Your book is really very good but very thin on how to get your graphs to look good with respect to font rendering quality, etc. The last couple of chapters are just way too brief and confusing. I can make all the graphs in the book but none of them look good enough to put in a publication because the labels look jagged, nothing like the labels and text in your charts. It would be helpful if you could show us the ODS code that you used to get charts of high quality, small and large that would be suitable for publication. If I make a chart in R or STATA it looks great right from the start, not so in SAS. Lots of experimentation with various ODS options has not produced good results.
Thanks a lot -
Mostly, I have used IMAGE_DPI=300 for all small graphs in the book. This generally produces good results. You can go higher. It is best to use a graph width and height close to what will be used in the final document. Since the graphs in the book are about 3" x 2", I have used the following settings:
ods listing image_dpi=300;
ods graphics / WIDTH=3in HEIGHT=2in;
The default DPI setting for LISTING destination is 100. This will result in a balance between image quality and image size that works well while you are in the "Draft" stage. Setting higher DPI consumes more resources, both image output size and processing time. So, it is left to the user to request higher DPI output. You probably want to do that for the final graph that you will use in the report. With SAS 9.3, real scalable vector graphics outout is created for PDF, PS and EMF formats. This should provide the best quality.
I will work up a blog article on the topic. It is good to know you are finding the book useful.

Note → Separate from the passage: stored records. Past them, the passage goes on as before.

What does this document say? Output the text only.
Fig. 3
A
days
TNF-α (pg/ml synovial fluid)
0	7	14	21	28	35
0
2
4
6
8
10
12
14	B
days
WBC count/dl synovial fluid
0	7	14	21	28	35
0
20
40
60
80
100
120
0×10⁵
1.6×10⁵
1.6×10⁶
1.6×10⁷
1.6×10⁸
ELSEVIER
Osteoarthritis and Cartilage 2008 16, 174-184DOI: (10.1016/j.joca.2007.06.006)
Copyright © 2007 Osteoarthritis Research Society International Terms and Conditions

Pingback: Implement BY processing for your entire SAS program - The SAS Dummy
Im used to create the density plots using proc SGPLOT . I have created Normal, and Kernel types. I'm looking for an option to create the following density curves:
1) Uniform density plots of ED50 Value(I have calculated the ED50 value already)
2) Inverse gamma distribution curve for Variance(variance have been already calculated, not sure how to plot it). Please note I couldn't find a function or statement I sgplot to create these.
ED50 ~Uniform(5, 50)
Var (σ2) ~ inverse gamma(1,1)
If you have already computed the density curves, use the SERIES plot to plot the values by providing the X and Y values.